Incredible.
Natty Ice
An international team of scientists have drilled nearly two miles down into the Antarctic bedrock, extracting an ice core sample that's estimated to be at least 1.2 million years old, they announced this week.
By analyzing the sample, the researchers, working as part of the Beyond EPICA project, expect to glean critical insights about the Earth's climate and atmosphere and why it shifted away from having more frequent ice ages.

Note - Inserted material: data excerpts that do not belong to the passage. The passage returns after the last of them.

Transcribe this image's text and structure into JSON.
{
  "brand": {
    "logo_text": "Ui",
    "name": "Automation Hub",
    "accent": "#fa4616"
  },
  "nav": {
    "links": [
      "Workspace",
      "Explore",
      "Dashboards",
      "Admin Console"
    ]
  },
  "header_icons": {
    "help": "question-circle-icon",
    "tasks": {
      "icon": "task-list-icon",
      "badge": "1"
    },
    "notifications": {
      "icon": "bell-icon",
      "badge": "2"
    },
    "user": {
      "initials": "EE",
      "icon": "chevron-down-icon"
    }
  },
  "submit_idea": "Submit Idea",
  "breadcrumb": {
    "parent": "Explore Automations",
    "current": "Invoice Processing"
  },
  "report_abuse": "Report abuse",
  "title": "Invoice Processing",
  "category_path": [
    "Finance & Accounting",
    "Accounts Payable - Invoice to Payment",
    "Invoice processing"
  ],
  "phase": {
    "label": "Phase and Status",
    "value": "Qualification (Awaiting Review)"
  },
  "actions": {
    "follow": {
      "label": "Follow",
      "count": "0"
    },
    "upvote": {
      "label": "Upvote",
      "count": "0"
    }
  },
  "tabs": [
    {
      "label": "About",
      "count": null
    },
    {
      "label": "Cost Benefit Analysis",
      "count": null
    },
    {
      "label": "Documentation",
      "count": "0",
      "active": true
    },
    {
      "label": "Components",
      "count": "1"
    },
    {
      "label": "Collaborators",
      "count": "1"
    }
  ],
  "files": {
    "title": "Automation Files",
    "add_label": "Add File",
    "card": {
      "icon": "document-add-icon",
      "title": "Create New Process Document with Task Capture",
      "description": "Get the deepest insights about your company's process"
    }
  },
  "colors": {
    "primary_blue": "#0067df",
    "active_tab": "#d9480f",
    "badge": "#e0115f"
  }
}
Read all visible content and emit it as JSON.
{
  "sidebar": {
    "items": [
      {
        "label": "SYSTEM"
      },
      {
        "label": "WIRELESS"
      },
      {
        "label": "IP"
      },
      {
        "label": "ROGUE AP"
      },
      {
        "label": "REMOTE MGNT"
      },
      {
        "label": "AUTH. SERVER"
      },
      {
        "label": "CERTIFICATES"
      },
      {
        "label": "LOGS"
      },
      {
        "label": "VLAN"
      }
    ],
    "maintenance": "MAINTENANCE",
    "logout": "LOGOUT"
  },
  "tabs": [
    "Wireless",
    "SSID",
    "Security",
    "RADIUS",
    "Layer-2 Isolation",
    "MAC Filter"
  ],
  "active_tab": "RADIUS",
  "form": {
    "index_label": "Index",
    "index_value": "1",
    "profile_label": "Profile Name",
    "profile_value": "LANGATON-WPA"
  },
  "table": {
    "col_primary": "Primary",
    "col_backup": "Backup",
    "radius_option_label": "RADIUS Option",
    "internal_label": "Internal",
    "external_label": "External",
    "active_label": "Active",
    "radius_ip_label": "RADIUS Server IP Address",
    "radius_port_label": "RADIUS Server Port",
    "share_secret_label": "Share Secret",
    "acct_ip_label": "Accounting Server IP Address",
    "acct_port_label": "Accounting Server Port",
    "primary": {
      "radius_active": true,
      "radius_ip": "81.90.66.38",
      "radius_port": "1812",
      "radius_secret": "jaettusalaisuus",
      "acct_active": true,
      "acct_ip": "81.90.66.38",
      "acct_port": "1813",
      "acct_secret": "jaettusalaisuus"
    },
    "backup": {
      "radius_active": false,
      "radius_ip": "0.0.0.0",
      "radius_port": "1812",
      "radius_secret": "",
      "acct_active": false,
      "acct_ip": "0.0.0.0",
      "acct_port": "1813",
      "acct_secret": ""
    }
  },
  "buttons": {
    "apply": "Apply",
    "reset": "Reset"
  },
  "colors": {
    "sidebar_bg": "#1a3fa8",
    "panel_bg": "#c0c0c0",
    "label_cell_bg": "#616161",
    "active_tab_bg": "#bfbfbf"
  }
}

"Thanks to the ice core we will understand what has changed in terms of greenhouse gases, chemicals and dusts in the atmosphere," Carlo Barbante, an Italian glaciologist and coordinator of the European Union-funded effort, told The Associated Press.
Core Cleanser
The ice sample is a staggering 2,800 meters, or about 1.7 miles, in length. It's in the uppermost 2,480 meters where over a million years of climate history are contained, and in which "up to 13,000 years are compressed into one meter of ice," explained the project's chief field scientist Julien Westhoff in a statement.
This isn't the oldest sample ever found, but Barbante said that crucially, it does provide the longest continuous record of the Earth's past climate. A record-breaking 2.7 million year old sample extracted seven years ago was obtained from ice that was gradually driven to the surface by natural processes, and as such provided an incomplete picture (though a staggering find in its own right).
By extracting the ice, the scientists have surmounted the formidable 800,000 year barrier in the field. Obtaining continuous samples older than this has, until now, proved impossible, because ice that deep is typically melted by bedrock.
Cold Case
Previous samples extracted by Epica have already shown that the concentrations of greenhouse gases during the past 800,000 years has never exceeded the levels seen since the Industrial Revolution, according to Barbante.
"Today we are seeing carbon dioxide levels that are 50 percent above the highest levels we've had over the last 800,000 years," he told the AP.
The hope is that the new sample will provide a window into a period 900,000 to 1.2 million years ago called the Mid-Pleistocene Transition, when the Earth shifted to lengthier climate cycles. For reasons that continue to stump scientists, the planet's ice ages stopped occurring every 40,000 years, lengthening to every 100,000.
The groundbreaking ice core, along with others, will be shipped back to Europe for further analysis.